Sumberkima settlement’s economy is heavily reliant on hospitality business, employment and supply of primary produce to the multiple tourist resorts located along the coast in the area. Fishing, fish-farming, tobacco and rice cultivating is a prevailing agricultural sector. A new source of income was introduced in 2001 with the construction of Lt.Col. Wisnu Airfield. The airfield was planned to increase a flow of tourism to this remote area of Bali. The airfield and surrounding installations are also home to Bali International Flight Academy, training airline cadets for various airlines, including the national Garuda Airlines carrier.

== Culture and Religion ==

Prevailing Hindu Balinese culture. Almost unspoiled by an overwhelming tourism sector in the south of Bali.

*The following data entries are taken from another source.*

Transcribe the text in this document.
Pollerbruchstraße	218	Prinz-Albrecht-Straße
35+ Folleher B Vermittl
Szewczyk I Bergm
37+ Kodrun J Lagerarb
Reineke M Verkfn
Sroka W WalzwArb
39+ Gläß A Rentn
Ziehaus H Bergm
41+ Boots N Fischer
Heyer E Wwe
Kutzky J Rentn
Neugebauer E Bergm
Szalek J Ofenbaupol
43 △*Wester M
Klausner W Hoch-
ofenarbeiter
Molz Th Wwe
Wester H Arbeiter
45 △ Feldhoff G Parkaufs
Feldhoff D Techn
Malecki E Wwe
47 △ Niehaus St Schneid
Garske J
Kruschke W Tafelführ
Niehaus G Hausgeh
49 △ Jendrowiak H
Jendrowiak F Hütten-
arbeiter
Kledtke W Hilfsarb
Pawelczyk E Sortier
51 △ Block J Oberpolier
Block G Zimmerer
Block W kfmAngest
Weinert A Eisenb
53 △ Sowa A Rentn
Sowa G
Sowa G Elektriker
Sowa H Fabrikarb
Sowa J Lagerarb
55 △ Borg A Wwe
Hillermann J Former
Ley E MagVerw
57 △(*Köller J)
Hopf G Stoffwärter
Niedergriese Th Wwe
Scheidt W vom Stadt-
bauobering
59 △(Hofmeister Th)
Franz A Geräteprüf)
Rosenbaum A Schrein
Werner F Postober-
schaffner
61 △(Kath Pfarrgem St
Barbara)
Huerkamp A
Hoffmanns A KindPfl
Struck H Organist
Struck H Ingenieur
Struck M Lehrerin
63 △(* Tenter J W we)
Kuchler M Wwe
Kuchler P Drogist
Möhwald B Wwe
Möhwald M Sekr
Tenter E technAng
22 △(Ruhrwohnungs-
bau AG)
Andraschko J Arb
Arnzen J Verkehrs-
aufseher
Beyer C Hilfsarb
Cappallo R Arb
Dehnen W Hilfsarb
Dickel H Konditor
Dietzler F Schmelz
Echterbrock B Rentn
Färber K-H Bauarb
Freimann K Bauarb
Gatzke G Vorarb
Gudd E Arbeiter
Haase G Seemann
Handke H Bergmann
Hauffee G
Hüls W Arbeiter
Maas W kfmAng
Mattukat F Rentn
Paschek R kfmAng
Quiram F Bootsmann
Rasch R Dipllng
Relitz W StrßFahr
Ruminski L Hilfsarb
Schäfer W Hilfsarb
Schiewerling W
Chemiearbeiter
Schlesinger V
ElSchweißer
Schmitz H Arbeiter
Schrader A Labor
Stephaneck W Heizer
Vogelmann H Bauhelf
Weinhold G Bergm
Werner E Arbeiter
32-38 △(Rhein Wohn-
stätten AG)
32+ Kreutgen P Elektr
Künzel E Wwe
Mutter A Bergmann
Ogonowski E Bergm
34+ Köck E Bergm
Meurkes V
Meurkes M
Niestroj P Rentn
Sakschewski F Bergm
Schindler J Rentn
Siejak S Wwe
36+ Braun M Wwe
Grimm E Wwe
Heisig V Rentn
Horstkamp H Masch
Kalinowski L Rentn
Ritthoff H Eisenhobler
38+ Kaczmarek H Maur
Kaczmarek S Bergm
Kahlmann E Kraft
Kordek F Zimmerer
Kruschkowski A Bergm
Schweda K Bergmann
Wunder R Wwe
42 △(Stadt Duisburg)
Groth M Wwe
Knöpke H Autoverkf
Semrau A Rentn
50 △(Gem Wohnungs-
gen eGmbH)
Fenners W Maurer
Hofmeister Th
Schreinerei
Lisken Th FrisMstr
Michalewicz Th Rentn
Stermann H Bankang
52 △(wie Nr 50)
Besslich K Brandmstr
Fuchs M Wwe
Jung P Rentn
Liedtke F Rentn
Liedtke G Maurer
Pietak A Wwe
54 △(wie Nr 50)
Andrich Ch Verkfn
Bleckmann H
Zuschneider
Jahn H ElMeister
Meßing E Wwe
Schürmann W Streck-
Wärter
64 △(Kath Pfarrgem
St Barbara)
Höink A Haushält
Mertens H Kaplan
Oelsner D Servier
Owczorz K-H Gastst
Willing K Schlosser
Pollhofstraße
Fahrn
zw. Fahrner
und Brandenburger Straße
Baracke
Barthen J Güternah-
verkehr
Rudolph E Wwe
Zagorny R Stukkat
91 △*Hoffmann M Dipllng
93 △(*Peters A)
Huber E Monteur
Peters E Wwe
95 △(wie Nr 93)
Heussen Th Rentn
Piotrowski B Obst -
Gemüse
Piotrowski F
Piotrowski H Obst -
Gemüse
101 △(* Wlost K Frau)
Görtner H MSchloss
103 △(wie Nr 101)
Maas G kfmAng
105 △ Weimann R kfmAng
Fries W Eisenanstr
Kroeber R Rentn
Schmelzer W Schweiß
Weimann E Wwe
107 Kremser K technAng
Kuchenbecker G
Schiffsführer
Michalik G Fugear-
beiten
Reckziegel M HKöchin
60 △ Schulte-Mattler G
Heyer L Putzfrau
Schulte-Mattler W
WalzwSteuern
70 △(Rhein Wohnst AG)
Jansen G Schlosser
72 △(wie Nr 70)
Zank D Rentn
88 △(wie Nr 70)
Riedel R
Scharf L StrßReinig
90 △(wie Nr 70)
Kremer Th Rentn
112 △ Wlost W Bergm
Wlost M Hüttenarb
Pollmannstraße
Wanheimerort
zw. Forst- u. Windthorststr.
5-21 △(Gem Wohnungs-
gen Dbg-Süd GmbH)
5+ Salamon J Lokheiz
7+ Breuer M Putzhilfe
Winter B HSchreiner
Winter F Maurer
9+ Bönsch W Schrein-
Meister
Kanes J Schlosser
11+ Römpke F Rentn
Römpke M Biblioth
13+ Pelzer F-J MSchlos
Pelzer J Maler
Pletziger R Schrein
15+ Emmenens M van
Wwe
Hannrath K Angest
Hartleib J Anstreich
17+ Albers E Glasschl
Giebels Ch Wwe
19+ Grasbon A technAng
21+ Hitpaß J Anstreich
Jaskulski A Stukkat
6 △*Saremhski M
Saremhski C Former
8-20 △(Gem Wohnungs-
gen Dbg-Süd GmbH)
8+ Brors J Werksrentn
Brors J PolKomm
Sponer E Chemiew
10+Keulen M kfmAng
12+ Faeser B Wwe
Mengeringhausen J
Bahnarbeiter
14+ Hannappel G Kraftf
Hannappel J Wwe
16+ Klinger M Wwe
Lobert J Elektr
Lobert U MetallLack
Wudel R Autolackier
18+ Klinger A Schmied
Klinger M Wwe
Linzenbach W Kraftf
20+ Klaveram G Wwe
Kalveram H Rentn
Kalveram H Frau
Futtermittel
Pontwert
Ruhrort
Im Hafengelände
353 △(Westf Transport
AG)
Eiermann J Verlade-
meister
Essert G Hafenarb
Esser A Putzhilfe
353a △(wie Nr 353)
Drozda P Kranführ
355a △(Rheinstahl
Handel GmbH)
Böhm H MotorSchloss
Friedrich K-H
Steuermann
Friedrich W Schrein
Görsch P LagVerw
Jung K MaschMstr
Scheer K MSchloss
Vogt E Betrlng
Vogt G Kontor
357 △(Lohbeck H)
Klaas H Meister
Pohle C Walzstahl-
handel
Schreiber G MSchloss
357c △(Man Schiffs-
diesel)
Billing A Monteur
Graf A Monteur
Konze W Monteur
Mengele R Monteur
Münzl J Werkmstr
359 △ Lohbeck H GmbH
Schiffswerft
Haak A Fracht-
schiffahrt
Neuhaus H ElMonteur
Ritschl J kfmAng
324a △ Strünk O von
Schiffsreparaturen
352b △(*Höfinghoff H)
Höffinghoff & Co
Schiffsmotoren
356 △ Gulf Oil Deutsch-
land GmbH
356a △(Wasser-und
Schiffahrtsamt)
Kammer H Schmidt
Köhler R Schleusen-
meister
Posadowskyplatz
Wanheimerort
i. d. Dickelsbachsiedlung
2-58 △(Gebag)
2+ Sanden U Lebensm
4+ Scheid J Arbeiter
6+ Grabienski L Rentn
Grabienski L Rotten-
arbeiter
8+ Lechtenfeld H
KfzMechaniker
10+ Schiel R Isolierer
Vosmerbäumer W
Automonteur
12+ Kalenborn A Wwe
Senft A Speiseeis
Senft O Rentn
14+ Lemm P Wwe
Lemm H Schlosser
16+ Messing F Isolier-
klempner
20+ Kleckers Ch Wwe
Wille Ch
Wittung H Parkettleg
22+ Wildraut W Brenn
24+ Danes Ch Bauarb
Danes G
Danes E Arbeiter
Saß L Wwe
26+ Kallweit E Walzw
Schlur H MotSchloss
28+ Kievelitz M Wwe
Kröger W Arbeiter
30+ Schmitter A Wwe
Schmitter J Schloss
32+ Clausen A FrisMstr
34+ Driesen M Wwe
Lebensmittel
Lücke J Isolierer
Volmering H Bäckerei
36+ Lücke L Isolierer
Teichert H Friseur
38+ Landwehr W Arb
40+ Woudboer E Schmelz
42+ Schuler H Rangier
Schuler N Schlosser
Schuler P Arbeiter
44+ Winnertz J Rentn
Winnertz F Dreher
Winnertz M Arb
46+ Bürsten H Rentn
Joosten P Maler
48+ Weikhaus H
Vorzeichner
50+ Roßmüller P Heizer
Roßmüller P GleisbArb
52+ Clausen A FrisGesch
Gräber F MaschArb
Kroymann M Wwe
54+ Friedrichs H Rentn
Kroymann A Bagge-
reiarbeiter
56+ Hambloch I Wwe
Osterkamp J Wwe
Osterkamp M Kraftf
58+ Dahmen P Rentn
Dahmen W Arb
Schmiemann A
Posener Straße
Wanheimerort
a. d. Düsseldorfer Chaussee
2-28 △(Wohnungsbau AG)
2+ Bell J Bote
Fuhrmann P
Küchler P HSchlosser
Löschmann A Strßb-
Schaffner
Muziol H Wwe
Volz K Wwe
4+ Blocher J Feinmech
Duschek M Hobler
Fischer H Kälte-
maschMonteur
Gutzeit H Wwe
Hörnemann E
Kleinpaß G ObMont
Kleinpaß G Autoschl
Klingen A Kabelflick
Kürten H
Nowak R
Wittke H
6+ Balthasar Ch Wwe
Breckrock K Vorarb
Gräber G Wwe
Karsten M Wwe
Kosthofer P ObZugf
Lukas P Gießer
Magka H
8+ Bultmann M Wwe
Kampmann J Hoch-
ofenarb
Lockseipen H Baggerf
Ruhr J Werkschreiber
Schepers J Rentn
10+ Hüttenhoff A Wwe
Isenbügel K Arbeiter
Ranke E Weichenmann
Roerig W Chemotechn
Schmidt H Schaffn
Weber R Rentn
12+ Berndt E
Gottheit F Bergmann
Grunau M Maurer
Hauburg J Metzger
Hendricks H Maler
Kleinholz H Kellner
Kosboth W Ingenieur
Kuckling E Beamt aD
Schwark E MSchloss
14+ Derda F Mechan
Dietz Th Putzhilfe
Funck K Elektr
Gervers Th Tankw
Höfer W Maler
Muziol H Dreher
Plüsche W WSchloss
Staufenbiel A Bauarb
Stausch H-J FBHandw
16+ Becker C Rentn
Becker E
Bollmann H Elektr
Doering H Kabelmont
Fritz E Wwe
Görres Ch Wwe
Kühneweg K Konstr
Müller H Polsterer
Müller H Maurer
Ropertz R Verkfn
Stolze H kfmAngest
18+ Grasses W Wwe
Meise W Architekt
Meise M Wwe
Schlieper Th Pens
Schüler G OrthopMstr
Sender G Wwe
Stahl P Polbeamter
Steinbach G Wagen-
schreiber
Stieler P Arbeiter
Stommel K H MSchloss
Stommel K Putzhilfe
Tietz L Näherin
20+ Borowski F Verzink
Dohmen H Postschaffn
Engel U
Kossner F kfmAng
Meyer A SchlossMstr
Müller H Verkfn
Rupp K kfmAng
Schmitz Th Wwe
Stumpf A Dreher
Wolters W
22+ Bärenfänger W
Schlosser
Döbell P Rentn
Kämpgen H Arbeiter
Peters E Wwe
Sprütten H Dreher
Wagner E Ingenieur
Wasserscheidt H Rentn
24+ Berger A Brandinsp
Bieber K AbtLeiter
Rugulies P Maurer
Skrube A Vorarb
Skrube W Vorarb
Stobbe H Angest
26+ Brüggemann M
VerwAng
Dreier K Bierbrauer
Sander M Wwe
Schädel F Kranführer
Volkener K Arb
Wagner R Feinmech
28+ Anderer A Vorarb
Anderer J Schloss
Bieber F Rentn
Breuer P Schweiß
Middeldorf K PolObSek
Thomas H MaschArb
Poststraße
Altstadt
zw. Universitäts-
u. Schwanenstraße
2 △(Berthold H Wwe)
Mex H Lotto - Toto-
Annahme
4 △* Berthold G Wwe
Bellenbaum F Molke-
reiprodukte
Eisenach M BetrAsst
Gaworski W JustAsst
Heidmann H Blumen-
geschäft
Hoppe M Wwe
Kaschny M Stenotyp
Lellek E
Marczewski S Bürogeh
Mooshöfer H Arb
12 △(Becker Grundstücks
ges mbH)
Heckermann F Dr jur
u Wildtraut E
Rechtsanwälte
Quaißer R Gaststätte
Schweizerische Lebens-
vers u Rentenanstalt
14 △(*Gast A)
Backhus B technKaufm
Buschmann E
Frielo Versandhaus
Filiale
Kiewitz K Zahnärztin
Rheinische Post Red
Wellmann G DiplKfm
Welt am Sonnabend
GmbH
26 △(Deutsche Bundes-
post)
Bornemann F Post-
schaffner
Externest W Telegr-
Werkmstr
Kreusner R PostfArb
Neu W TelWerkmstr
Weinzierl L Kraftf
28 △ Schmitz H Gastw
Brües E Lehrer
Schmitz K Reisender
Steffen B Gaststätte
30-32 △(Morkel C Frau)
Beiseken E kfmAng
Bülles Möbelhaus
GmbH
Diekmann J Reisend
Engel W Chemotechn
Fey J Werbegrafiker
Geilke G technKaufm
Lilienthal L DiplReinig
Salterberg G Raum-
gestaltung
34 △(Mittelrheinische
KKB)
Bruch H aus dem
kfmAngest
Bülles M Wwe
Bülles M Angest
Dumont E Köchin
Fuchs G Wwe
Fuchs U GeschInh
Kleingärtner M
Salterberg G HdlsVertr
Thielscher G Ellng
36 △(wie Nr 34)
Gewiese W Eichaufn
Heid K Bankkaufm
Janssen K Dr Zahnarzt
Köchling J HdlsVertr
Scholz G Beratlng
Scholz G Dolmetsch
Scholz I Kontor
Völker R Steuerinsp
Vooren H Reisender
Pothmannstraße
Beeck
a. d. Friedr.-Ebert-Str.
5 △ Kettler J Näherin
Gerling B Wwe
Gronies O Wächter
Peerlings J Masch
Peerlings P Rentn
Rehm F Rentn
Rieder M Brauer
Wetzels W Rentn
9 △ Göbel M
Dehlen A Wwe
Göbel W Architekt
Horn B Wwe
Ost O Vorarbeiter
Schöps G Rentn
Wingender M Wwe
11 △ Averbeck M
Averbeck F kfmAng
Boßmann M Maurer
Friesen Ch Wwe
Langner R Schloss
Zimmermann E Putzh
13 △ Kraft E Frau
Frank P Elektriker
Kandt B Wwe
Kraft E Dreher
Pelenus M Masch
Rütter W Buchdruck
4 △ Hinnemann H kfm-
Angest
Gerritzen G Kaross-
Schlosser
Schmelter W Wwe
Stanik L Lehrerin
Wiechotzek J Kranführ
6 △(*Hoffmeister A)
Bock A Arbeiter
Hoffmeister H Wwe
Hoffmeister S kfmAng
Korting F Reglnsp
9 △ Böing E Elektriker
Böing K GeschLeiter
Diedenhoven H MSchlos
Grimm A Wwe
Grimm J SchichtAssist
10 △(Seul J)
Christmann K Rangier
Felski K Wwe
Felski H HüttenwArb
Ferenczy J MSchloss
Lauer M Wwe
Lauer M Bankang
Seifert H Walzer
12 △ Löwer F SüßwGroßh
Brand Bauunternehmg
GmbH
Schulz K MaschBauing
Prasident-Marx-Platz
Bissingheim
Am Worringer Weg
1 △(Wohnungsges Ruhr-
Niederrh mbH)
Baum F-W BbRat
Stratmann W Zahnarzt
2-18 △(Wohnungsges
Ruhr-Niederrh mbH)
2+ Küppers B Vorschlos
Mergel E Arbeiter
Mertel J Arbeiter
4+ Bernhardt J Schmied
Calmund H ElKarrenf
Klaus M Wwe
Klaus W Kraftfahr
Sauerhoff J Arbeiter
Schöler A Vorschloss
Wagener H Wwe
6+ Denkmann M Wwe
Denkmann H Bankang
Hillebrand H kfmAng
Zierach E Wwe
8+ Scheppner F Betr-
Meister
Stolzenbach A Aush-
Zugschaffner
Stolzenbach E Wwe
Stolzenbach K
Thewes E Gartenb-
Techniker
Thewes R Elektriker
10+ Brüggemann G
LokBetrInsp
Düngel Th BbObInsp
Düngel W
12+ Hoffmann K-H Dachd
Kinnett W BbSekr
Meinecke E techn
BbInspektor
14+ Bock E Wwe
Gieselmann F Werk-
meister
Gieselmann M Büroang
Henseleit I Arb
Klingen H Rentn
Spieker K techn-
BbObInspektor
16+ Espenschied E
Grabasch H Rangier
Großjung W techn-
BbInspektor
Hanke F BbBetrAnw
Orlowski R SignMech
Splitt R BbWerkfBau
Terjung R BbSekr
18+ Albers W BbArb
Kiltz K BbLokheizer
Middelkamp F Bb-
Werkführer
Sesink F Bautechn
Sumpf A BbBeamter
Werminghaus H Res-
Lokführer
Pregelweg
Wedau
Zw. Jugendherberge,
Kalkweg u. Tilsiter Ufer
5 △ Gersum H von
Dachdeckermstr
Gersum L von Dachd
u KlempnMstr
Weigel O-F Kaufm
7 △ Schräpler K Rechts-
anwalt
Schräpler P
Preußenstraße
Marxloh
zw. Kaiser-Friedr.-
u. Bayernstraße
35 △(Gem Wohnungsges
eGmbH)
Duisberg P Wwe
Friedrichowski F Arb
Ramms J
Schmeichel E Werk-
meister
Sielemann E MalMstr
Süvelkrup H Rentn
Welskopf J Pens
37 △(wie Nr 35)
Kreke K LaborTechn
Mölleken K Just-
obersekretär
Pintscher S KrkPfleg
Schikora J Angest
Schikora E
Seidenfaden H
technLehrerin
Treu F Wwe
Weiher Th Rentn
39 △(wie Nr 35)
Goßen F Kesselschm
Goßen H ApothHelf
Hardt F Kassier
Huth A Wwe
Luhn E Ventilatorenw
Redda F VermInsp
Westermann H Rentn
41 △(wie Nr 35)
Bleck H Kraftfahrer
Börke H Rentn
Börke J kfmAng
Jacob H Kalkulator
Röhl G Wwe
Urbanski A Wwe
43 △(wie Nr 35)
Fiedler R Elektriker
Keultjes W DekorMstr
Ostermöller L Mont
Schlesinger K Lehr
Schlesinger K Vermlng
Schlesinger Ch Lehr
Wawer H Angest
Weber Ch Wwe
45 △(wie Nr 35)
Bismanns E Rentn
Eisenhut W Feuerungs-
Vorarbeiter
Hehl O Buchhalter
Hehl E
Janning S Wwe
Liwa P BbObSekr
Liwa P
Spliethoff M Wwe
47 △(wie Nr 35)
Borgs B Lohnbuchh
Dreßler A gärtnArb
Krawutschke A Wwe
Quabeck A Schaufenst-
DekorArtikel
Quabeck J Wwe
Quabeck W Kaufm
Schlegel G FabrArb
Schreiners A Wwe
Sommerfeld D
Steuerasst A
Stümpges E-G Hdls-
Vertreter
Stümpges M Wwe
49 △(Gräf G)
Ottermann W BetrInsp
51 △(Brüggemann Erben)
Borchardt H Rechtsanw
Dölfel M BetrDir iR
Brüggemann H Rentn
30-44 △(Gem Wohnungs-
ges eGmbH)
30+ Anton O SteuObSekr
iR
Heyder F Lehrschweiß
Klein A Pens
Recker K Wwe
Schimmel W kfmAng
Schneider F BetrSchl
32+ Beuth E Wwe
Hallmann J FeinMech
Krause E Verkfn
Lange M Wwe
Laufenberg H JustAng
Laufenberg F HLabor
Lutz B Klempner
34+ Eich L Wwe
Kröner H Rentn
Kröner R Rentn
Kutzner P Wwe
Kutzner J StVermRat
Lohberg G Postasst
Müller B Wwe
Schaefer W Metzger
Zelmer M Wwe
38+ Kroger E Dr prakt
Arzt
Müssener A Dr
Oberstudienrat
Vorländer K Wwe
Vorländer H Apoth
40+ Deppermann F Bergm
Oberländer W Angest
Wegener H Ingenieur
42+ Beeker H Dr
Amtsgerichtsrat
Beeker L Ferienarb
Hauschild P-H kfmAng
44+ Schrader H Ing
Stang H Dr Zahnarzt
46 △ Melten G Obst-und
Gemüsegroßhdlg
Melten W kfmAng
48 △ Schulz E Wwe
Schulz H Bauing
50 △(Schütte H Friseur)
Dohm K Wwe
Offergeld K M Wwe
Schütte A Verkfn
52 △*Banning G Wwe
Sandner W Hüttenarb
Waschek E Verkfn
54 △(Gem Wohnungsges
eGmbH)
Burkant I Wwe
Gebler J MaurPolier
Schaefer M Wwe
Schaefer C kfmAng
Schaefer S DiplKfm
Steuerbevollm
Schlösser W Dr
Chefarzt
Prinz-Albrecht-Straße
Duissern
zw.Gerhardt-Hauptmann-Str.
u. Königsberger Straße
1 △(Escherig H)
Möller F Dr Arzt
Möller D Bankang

Beautiful influence of Islamic migration from neighboring Java island. Multiple Balinese Hindu temples in the area, including a small public temple in the mountainous region of the village, accompanied by a large number of personal family shrines. Islamic influence in the region is indicated by a recently constructed mosque in the northern part of Sumberkima.

== Entertainment ==

Several restaurants, PADI-approved diving centers, fishing/snorkeling trip shops are located along the main road. Several hotels and resorts, offering quiet accommodation for couples. Many offer Balinese dancers as a part of their holiday venue. Night-life, bars and clubs are available in the "Lovina" resort region, approx 45 km to the East of Sumberkima and Singaraja city.